The accident in which plaintiff was injured occurred about dark on a Saturday afternoon. On that afternoon Hardy had detached the tractor from the trailer and picked up a party of his friends and was en route to a negro night club some distance from Fordyce on a beer drinking party. Sturgis had no knowledge of the actual use of the truck by Hardy on this trip, and as soon as he was advised of the accident Hardy was discharged.
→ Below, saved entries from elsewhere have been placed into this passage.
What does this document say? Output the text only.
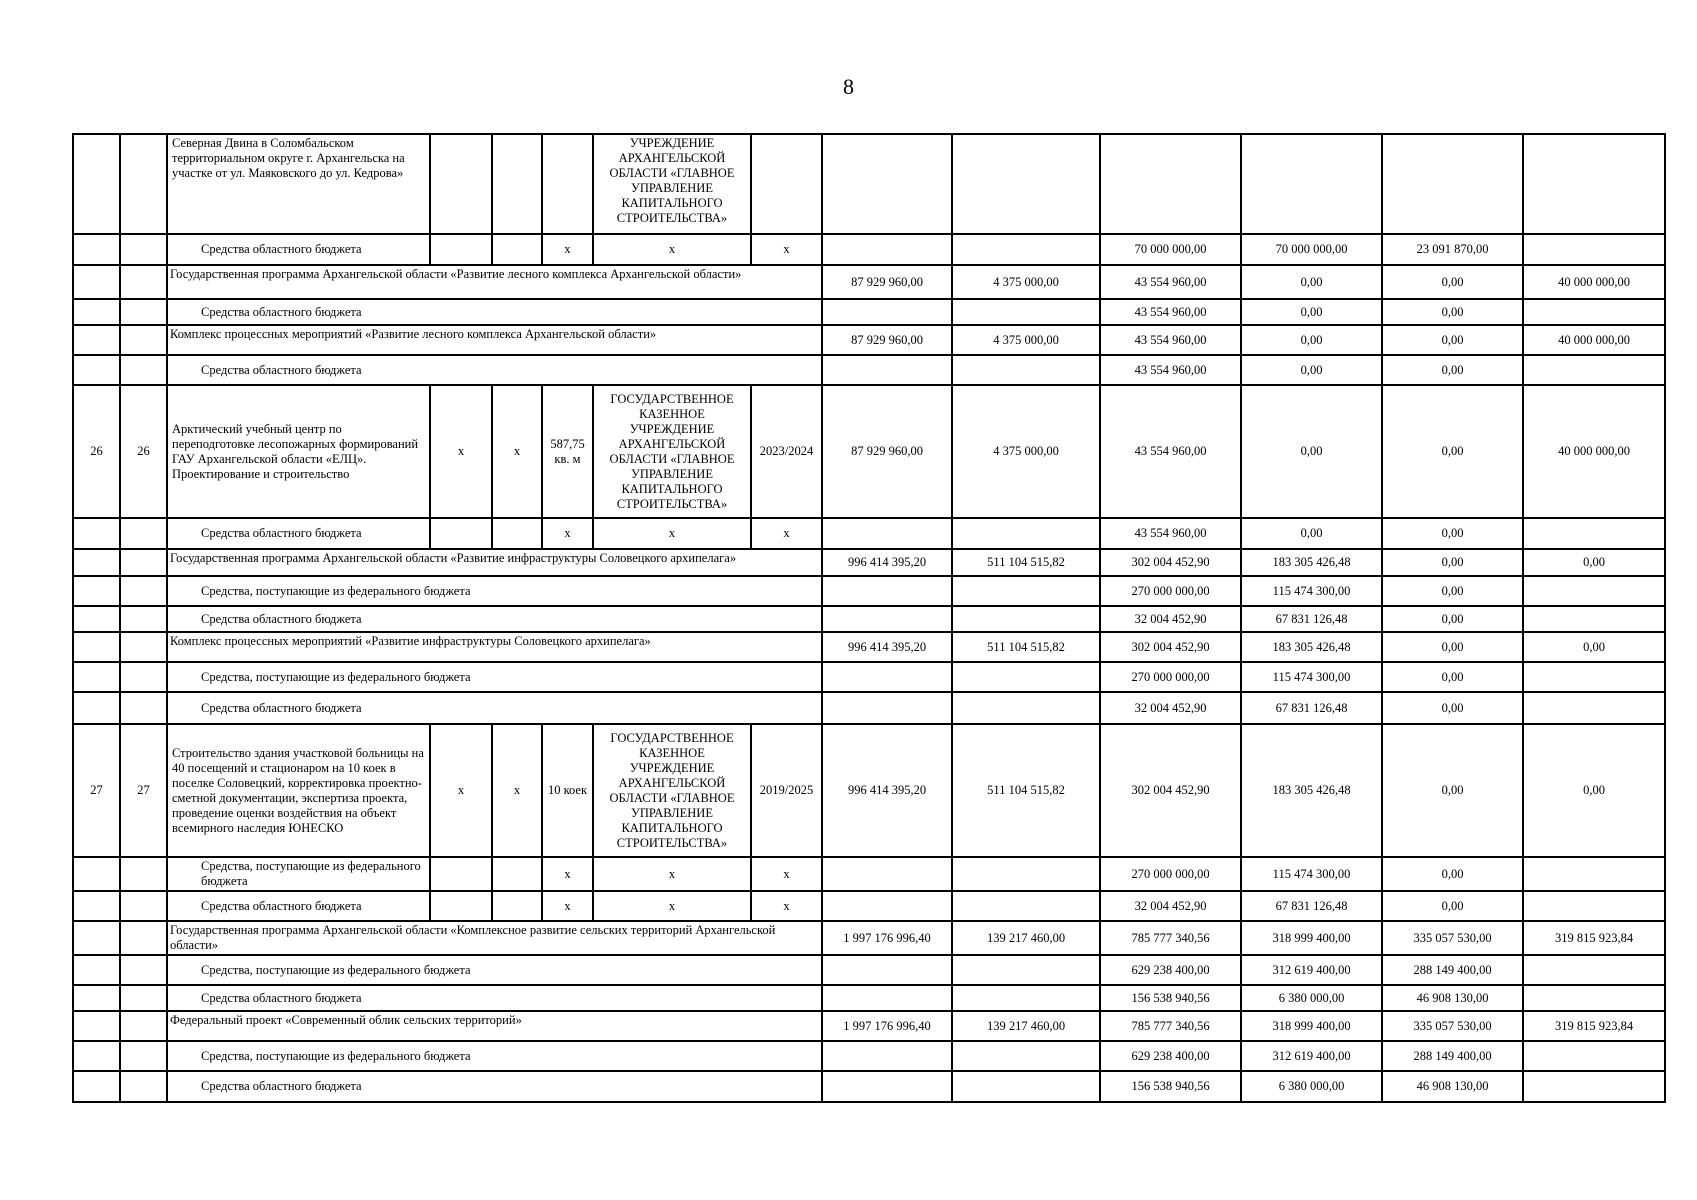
8
		Северная Двина в Соломбальском территориальном округе г. Архангельска на участке от ул. Маяковского до ул. Кедрова»				УЧРЕЖДЕНИЕ АРХАНГЕЛЬСКОЙ ОБЛАСТИ «ГЛАВНОЕ УПРАВЛЕНИЕ КАПИТАЛЬНОГО СТРОИТЕЛЬСТВА»							
		Средства областного бюджета			х	х	х			70 000 000,00	70 000 000,00	23 091 870,00	
		Государственная программа Архангельской области «Развитие лесного комплекса Архангельской области»						87 929 960,00	4 375 000,00	43 554 960,00	0,00	0,00	40 000 000,00
		Средства областного бюджета								43 554 960,00	0,00	0,00	
		Комплекс процессных мероприятий «Развитие лесного комплекса Архангельской области»						87 929 960,00	4 375 000,00	43 554 960,00	0,00	0,00	40 000 000,00
		Средства областного бюджета								43 554 960,00	0,00	0,00	
26	26	Арктический учебный центр по переподготовке лесопожарных формирований ГАУ Архангельской области «ЕЛЦ». Проектирование и строительство	х	х	587,75 кв. м	ГОСУДАРСТВЕННОЕ КАЗЕННОЕ УЧРЕЖДЕНИЕ АРХАНГЕЛЬСКОЙ ОБЛАСТИ «ГЛАВНОЕ УПРАВЛЕНИЕ КАПИТАЛЬНОГО СТРОИТЕЛЬСТВА»	2023/2024	87 929 960,00	4 375 000,00	43 554 960,00	0,00	0,00	40 000 000,00
		Средства областного бюджета			х	х	х			43 554 960,00	0,00	0,00	
		Государственная программа Архангельской области «Развитие инфраструктуры Соловецкого архипелага»						996 414 395,20	511 104 515,82	302 004 452,90	183 305 426,48	0,00	0,00
		Средства, поступающие из федерального бюджета								270 000 000,00	115 474 300,00	0,00	
		Средства областного бюджета								32 004 452,90	67 831 126,48	0,00	
		Комплекс процессных мероприятий «Развитие инфраструктуры Соловецкого архипелага»						996 414 395,20	511 104 515,82	302 004 452,90	183 305 426,48	0,00	0,00
		Средства, поступающие из федерального бюджета								270 000 000,00	115 474 300,00	0,00	
		Средства областного бюджета								32 004 452,90	67 831 126,48	0,00	
27	27	Строительство здания участковой больницы на 40 посещений и стационаром на 10 коек в поселке Соловецкий, корректировка проектно-сметной документации, экспертиза проекта, проведение оценки воздействия на объект всемирного наследия ЮНЕСКО	х	х	10 коек	ГОСУДАРСТВЕННОЕ КАЗЕННОЕ УЧРЕЖДЕНИЕ АРХАНГЕЛЬСКОЙ ОБЛАСТИ «ГЛАВНОЕ УПРАВЛЕНИЕ КАПИТАЛЬНОГО СТРОИТЕЛЬСТВА»	2019/2025	996 414 395,20	511 104 515,82	302 004 452,90	183 305 426,48	0,00	0,00
		Средства, поступающие из федерального бюджета			х	х	х			270 000 000,00	115 474 300,00	0,00	
		Средства областного бюджета			х	х	х			32 004 452,90	67 831 126,48	0,00	
		Государственная программа Архангельской области «Комплексное развитие сельских территорий Архангельской области»						1 997 176 996,40	139 217 460,00	785 777 340,56	318 999 400,00	335 057 530,00	319 815 923,84
		Средства, поступающие из федерального бюджета								629 238 400,00	312 619 400,00	288 149 400,00	
		Средства областного бюджета								156 538 940,56	6 380 000,00	46 908 130,00	
		Федеральный проект «Современный облик сельских территорий»						1 997 176 996,40	139 217 460,00	785 777 340,56	318 999 400,00	335 057 530,00	319 815 923,84
		Средства, поступающие из федерального бюджета								629 238 400,00	312 619 400,00	288 149 400,00	
		Средства областного бюджета								156 538 940,56	6 380 000,00	46 908 130,00	
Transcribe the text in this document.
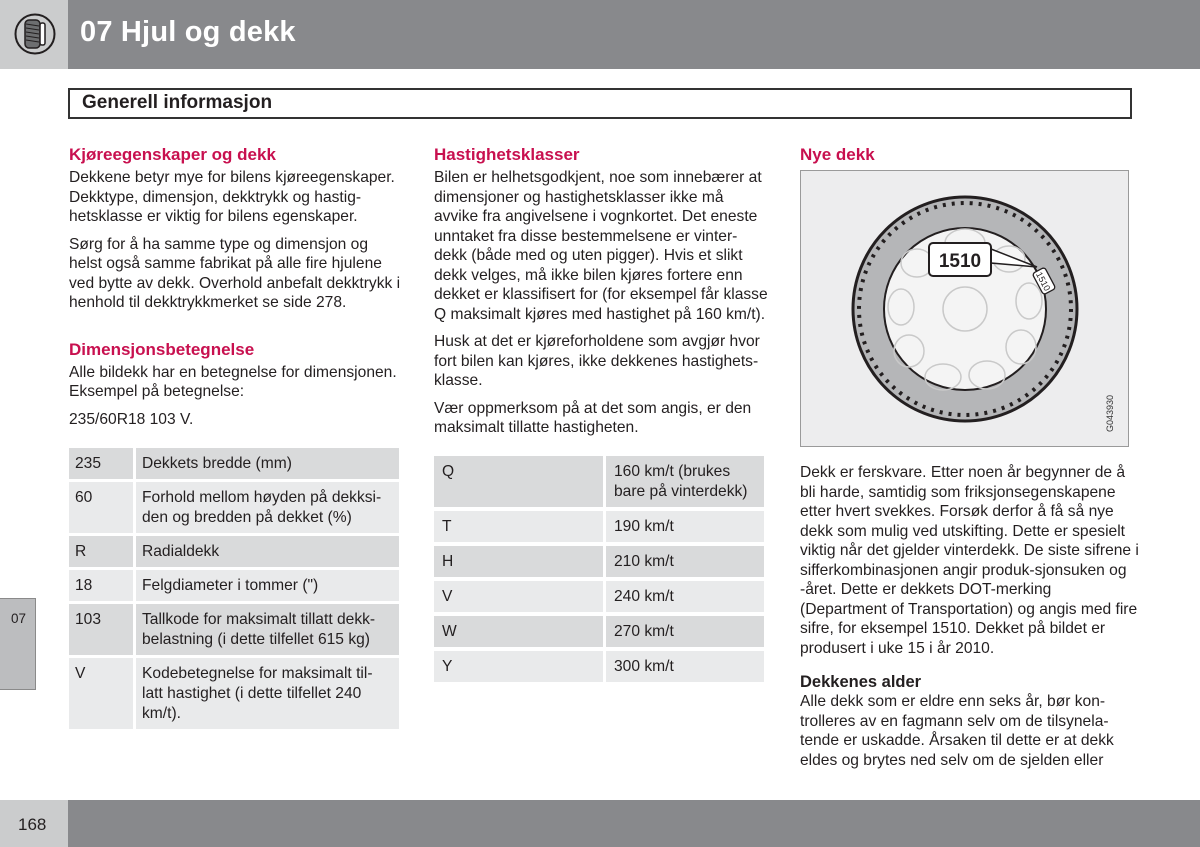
07 Hjul og dekk
Generell informasjon
Kjøreegenskaper og dekk

Dekkene betyr mye for bilens kjøreegenskaper. Dekktype, dimensjon, dekktrykk og hastig-hetsklasse er viktig for bilens egenskaper.

Sørg for å ha samme type og dimensjon og helst også samme fabrikat på alle fire hjulene ved bytte av dekk. Overhold anbefalt dekktrykk i henhold til dekktrykkmerket se side 278.

Dimensjonsbetegnelse

Alle bildekk har en betegnelse for dimensjonen. Eksempel på betegnelse:

235/60R18 103 V.

235	Dekkets bredde (mm)
60	Forhold mellom høyden på dekksi-den og bredden på dekket (%)
R	Radialdekk
18	Felgdiameter i tommer (")
103	Tallkode for maksimalt tillatt dekk-belastning (i dette tilfellet 615 kg)
V	Kodebetegnelse for maksimalt til-latt hastighet (i dette tilfellet 240 km/t).
Hastighetsklasser

Bilen er helhetsgodkjent, noe som innebærer at dimensjoner og hastighetsklasser ikke må avvike fra angivelsene i vognkortet. Det eneste unntaket fra disse bestemmelsene er vinter-dekk (både med og uten pigger). Hvis et slikt dekk velges, må ikke bilen kjøres fortere enn dekket er klassifisert for (for eksempel får klasse Q maksimalt kjøres med hastighet på 160 km/t).

Husk at det er kjøreforholdene som avgjør hvor fort bilen kan kjøres, ikke dekkenes hastighets-klasse.

Vær oppmerksom på at det som angis, er den maksimalt tillatte hastigheten.

Q	160 km/t (brukes bare på vinterdekk)
T	190 km/t
H	210 km/t
V	240 km/t
W	270 km/t
Y	300 km/t
Nye dekk
1510
1510
G043930

Dekk er ferskvare. Etter noen år begynner de å bli harde, samtidig som friksjonsegenskapene etter hvert svekkes. Forsøk derfor å få så nye dekk som mulig ved utskifting. Dette er spesielt viktig når det gjelder vinterdekk. De siste sifrene i sifferkombinasjonen angir produk-sjonsuken og -året. Dette er dekkets DOT-merking (Department of Transportation) og angis med fire sifre, for eksempel 1510. Dekket på bildet er produsert i uke 15 i år 2010.

Dekkenes alder

Alle dekk som er eldre enn seks år, bør kon-trolleres av en fagmann selv om de tilsynela-tende er uskadde. Årsaken til dette er at dekk eldes og brytes ned selv om de sjelden eller

07
168
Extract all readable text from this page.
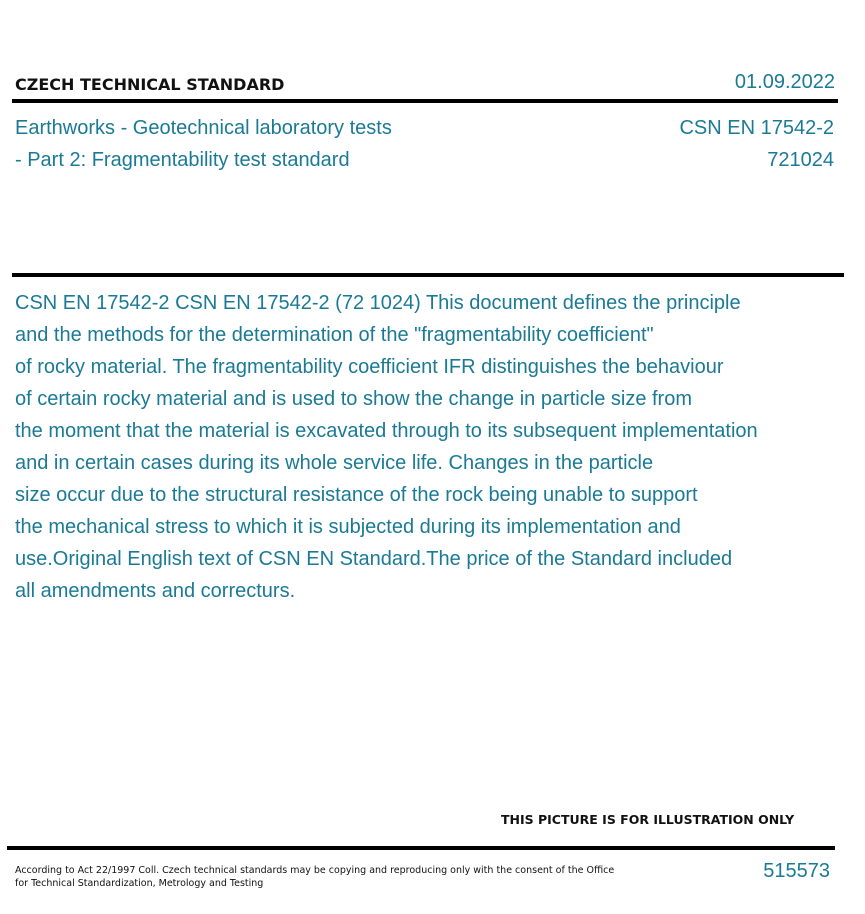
CZECH TECHNICAL STANDARD	01.09.2022
Earthworks - Geotechnical laboratory tests
- Part 2: Fragmentability test standard
CSN EN 17542-2
721024
CSN EN 17542-2 CSN EN 17542-2 (72 1024) This document defines the principle
and the methods for the determination of the "fragmentability coefficient"
of rocky material. The fragmentability coefficient IFR distinguishes the behaviour
of certain rocky material and is used to show the change in particle size from
the moment that the material is excavated through to its subsequent implementation
and in certain cases during its whole service life. Changes in the particle
size occur due to the structural resistance of the rock being unable to support
the mechanical stress to which it is subjected during its implementation and
use.Original English text of CSN EN Standard.The price of the Standard included
all amendments and correcturs.
THIS PICTURE IS FOR ILLUSTRATION ONLY
According to Act 22/1997 Coll. Czech technical standards may be copying and reproducing only with the consent of the Office
for Technical Standardization, Metrology and Testing
515573
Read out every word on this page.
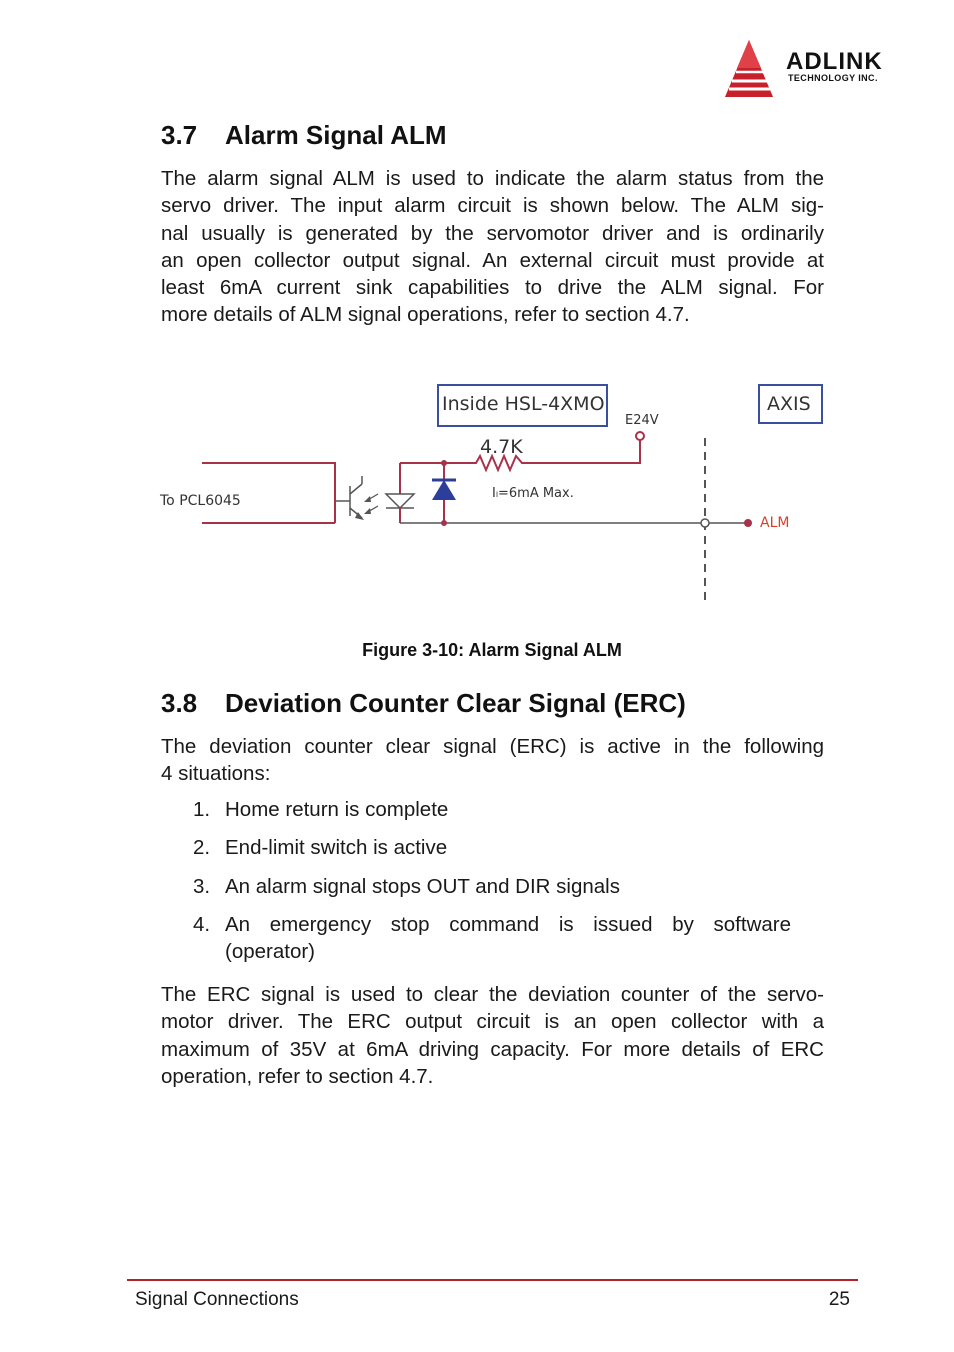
ADLINK
TECHNOLOGY INC.
3.7 Alarm Signal ALM
The alarm signal ALM is used to indicate the alarm status from the
servo driver. The input alarm circuit is shown below. The ALM sig-
nal usually is generated by the servomotor driver and is ordinarily
an open collector output signal. An external circuit must provide at
least 6mA current sink capabilities to drive the ALM signal. For
more details of ALM signal operations, refer to section 4.7.
Inside HSL-4XMO	AXIS
E24V
4.7K
Iₗ=6mA Max.
To PCL6045
ALM
Figure 3-10: Alarm Signal ALM
3.8 Deviation Counter Clear Signal (ERC)
The deviation counter clear signal (ERC) is active in the following
4 situations:
1. Home return is complete
2. End-limit switch is active
3. An alarm signal stops OUT and DIR signals
4. An emergency stop command is issued by software
(operator)
The ERC signal is used to clear the deviation counter of the servo-
motor driver. The ERC output circuit is an open collector with a
maximum of 35V at 6mA driving capacity. For more details of ERC
operation, refer to section 4.7.
Signal Connections	25
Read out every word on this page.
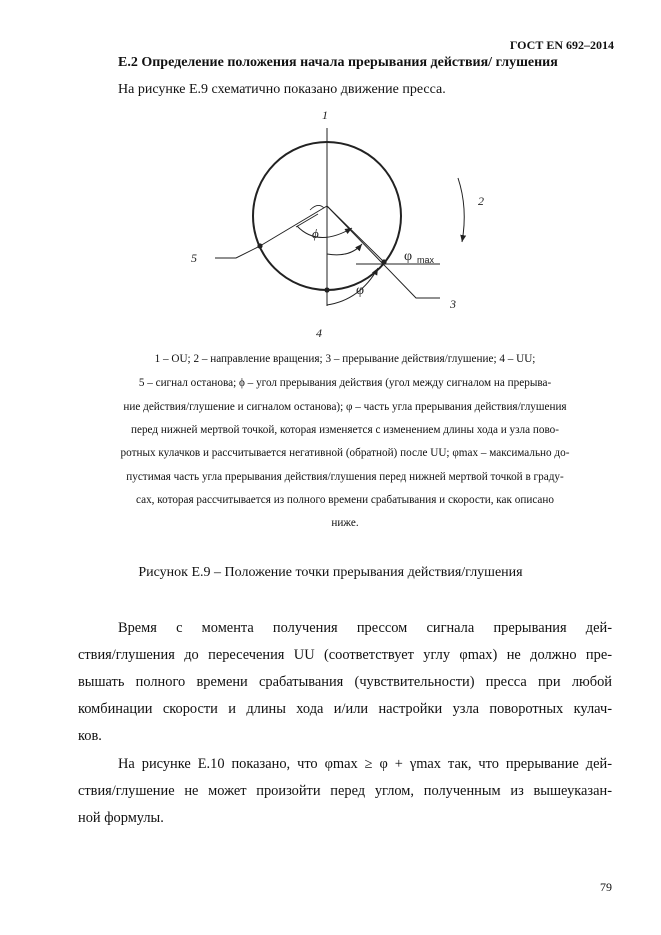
ГОСТ EN 692–2014
Е.2 Определение положения начала прерывания действия/ глушения
На рисунке Е.9 схематично показано движение пресса.
1
2
3
4
5
ϕ
φ max
φ
1 – OU; 2 – направление вращения; 3 – прерывание действия/глушение; 4 – UU;
5 – сигнал останова; ϕ – угол прерывания действия (угол между сигналом на прерыва-
ние действия/глушение и сигналом останова); φ – часть угла прерывания действия/глушения
перед нижней мертвой точкой, которая изменяется с изменением длины хода и узла пово-
ротных кулачков и рассчитывается негативной (обратной) после UU; φmax – максимально до-
пустимая часть угла прерывания действия/глушения перед нижней мертвой точкой в граду-
сах, которая рассчитывается из полного времени срабатывания и скорости, как описано
ниже.
Рисунок Е.9 – Положение точки прерывания действия/глушения
Время с момента получения прессом сигнала прерывания дей-
ствия/глушения до пересечения UU (соответствует углу φmax) не должно пре-
вышать полного времени срабатывания (чувствительности) пресса при любой
комбинации скорости и длины хода и/или настройки узла поворотных кулач-
ков.
На рисунке Е.10 показано, что φmax ≥ φ + γmax так, что прерывание дей-
ствия/глушение не может произойти перед углом, полученным из вышеуказан-
ной формулы.
79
On this evidence the jury was permitted to infer that Sturgis knew of Hardy's use of the truck in Fordyce in violation of his orders because others saw Hardy with the truck, and because Sturgis, had he kept a closer watch on Hardy's goings and comings, could have known of it. Having drawn this inference the jury was then permitted to draw the further inference that Sturgis consented to Hardy's use of the truck in Fordyce in violation of his orders; and, having drawn the inference that Sturgis consented to this use of the truck by Hardy, the jury was then permitted to draw from that inference the further inference that Hardy had the permission of Sturgis to take a party of his friends away from Fordyce several miles into the country on a beer drinking party; that is to say, from the fact that the truck driver violated his employer's instructions and used the truck when he was ordered not to use it, he therefore had the implied consent of the owner to use the truck for any purpose whatever at any time and place. All this is to read out of the policy of insurance the provision which relieved the insurer from liability unless Hardy had the permission of Sturgis for the actual use of the truck at the time of the accident, to place the burden of proof upon the insurer instead of upon the plaintiff, and to ignore the undisputed proof that Hardy's use of the truck at the time of the accident was a prohibited use. In my opinion far more evidence than can be found in this record is necessary to justify the inference of an implied consent to do not once or occasionally but continuously a prohibited act, an act prohibited not only by the express orders of the insured but doubtless by the regulations pertaining to the use of gasoline in motor vehicles during the war.
The judgment ought to be reversed for want of any substantial evidence to support the jury's verdict.